El capítulo de validez de 2014 de Popham resume las maneras en que los educadores e innovadores pueden reunir evidencias, de modo que el contenido detallado en sus objetivos o competencias curriculares estén adecuadamente representados en sus evaluaciones. Para las evaluaciones de clase, la fuente más común de evidencia es simplemente el cuidado del desarrollo, en el cual los compañeros o los expertos examinan las evaluaciones a la luz de los objetivos curriculares o las competencias que apuntan. Para las evaluaciones de mayor participación, esto podría ampliarse a revisiones externas por grupos de expertos externos.

Ya sea que se recopile informal o formalmente, la evidencia de validez relacionada con el contenido se refiere a la alineación del contenido de la evaluación con las reclamaciones que se hacen. Si bien la alineación formal es más relevante para las pruebas de rendimiento de apuestas altas, la idea básica es la misma para las evaluaciones de clase, así como las evaluaciones de la actuación y de portafolio a menudo usadas por los innovadores de credenciales. Las cuatro “preguntas de alineación” propuestas por Noreen Webb son puntos de partida útiles:

Concordancia categórica. Esta es una indicación bastante general de si las categorías consistentes de contenido están representadas tanto en los objetivos curriculares como en la evaluación. Con las pruebas de elección múltiple, esto sería indicado por la presencia de al menos unos pocos ítems para cada objetivo curricular o estándar. Con la evaluación de la actuación y portafolio, el proceso es el mismo, pero es probable que estos sean un número menor de elementos en la rúbrica de puntuación para cada estándar. El desafío evidente aquí es que el aumento del número de objetivos o competencias curriculares requiere una evaluación más amplia.

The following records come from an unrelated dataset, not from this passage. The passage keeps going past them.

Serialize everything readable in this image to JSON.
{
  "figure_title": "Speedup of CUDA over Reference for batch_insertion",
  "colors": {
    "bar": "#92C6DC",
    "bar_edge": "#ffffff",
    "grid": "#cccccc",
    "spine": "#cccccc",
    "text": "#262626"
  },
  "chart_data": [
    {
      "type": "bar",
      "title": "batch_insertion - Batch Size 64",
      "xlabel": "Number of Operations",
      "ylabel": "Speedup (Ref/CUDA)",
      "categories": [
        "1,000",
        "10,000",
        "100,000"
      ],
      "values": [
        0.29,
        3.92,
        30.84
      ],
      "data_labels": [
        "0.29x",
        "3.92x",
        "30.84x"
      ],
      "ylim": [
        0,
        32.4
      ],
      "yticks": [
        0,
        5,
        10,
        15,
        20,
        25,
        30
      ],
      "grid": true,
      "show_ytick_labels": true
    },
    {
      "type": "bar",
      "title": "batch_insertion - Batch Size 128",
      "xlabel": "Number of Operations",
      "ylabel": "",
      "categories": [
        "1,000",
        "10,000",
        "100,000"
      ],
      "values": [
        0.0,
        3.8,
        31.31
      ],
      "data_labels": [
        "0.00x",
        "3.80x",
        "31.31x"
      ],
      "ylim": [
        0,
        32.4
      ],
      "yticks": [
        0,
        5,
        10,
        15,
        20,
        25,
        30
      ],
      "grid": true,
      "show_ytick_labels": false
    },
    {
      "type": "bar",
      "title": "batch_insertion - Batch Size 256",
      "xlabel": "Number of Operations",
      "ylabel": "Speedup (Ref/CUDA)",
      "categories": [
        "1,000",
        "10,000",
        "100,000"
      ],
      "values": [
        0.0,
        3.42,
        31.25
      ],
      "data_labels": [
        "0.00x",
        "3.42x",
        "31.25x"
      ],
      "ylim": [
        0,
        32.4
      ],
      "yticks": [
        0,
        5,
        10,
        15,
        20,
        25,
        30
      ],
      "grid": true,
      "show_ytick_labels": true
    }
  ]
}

Consistencia de profundidad de conocimiento (DOK). Indaga sobre la medida en que las demandas cognitivas de las evaluaciones son consistentes con los objetivos curriculares o competencias. Basándose en la taxonomía familiar de Bloom, Webb avanza cuatro “niveles” de profundidad, incluyendo recordación, habilidad / concepto, pensamiento estratégico y pensamiento extendido. Esta distinción es importante porque algunos currículos educativos hacen afirmaciones ambiciosas sobre el “pensamiento extendido” que va mucho más allá de lo que captan sus prácticas de evaluación. Resulta que es muy difícil crear ítems de opción múltiple o evaluaciones basadas en computadoras que provean pruebas válidas de la capacidad para resolver problemas complejos. E incluso cuando los programas desarrollan evaluaciones que capturan un conocimiento más profundo, los educadores a menudo comprometen esas evaluaciones enseñándoles directamente. (Más sobre esto en un post posterior).

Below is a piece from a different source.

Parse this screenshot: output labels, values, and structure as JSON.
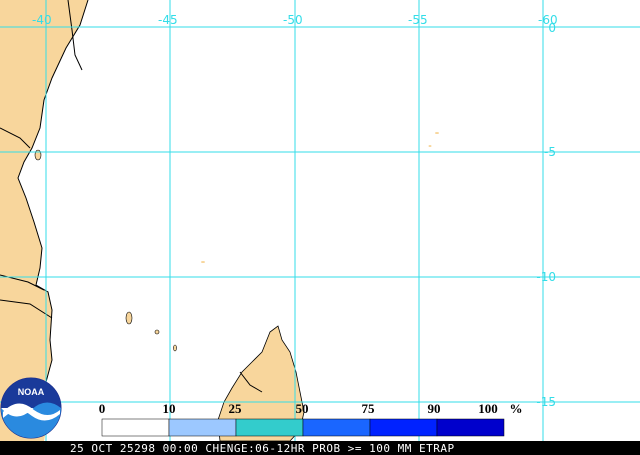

Correspondencia de rango de conocimiento. Esta es una versión más específica de la primera pregunta. Se refiere a la amplitud del conocimiento representado en los objetivos curriculares en comparación con el lapso de conocimiento representado por las evaluaciones. Pero tiene en cuenta el hecho de que elementos individuales o elementos de evaluación pueden cubrir el contenido en múltiples objetivos o competencias curriculares. Esto es particularmente importante para las evaluaciones de actuación y portafolio. Se debe a que tales evaluaciones a menudo incluyen múltiples problemas extendidos o actividades que están destinados a cubrir múltiples objetivos o competencias. Esto puede llegar a estar muy desordenado muy rápidamente.

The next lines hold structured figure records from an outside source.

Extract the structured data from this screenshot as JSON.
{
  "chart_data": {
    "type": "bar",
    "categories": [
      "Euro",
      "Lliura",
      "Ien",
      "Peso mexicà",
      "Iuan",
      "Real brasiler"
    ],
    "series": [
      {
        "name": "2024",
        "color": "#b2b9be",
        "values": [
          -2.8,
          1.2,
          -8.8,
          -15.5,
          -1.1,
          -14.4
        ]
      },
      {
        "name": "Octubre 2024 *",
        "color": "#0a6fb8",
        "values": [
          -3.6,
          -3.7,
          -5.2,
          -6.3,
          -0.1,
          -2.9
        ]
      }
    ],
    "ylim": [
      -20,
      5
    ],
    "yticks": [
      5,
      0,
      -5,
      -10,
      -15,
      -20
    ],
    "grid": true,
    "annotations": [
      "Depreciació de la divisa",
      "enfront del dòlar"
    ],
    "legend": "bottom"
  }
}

Balance de representaciones. Esto se refiere al grado en que los objetivos curriculares reciben el mismo énfasis en las evaluaciones. En otras palabras, ¿es igual la distribución del contenido en la evaluación que la distribución del contenido en los objetivos o competencias curriculares? Este es un problema relativamente sencillo con pruebas de opción múltiple que puede incluir bastantes ítems. Pero se convierte en un problema muy grande con las evaluaciones de rendimiento y portafolio que tienen menos ítems o elementos.

Uno de los puntos que espero que los lectores eliminen de este post es el desafío que presentan los formatos alternativos como el portafolio y la evaluación de la actuación para la evidencia de validez relacionada con el contenido. Aunque tanto los educadores como los estudiantes no les gustan los formatos de evaluación de opción múltiple, permiten la inclusión de muchos más ítems en una evaluación dada. Esto significa que la alineación es en su mayoría un proceso “empírico” donde el contenido y el nivel de cada elemento se corresponde con el conjunto de objetivos o competencias. Si bien puede haber algunos desacuerdos entre los revisores, a menudo se refieren a temas específicos. Sin embargo, el proceso de alineación para la actuación y el portafolio es en gran medida un ejercicio interpretativo. Con un número menor de actividades o elementos extendidos, hay simplemente muchos más grados de libertad. Como explicaré en un post posterior, una combinación de formatos es a veces la mejor solución.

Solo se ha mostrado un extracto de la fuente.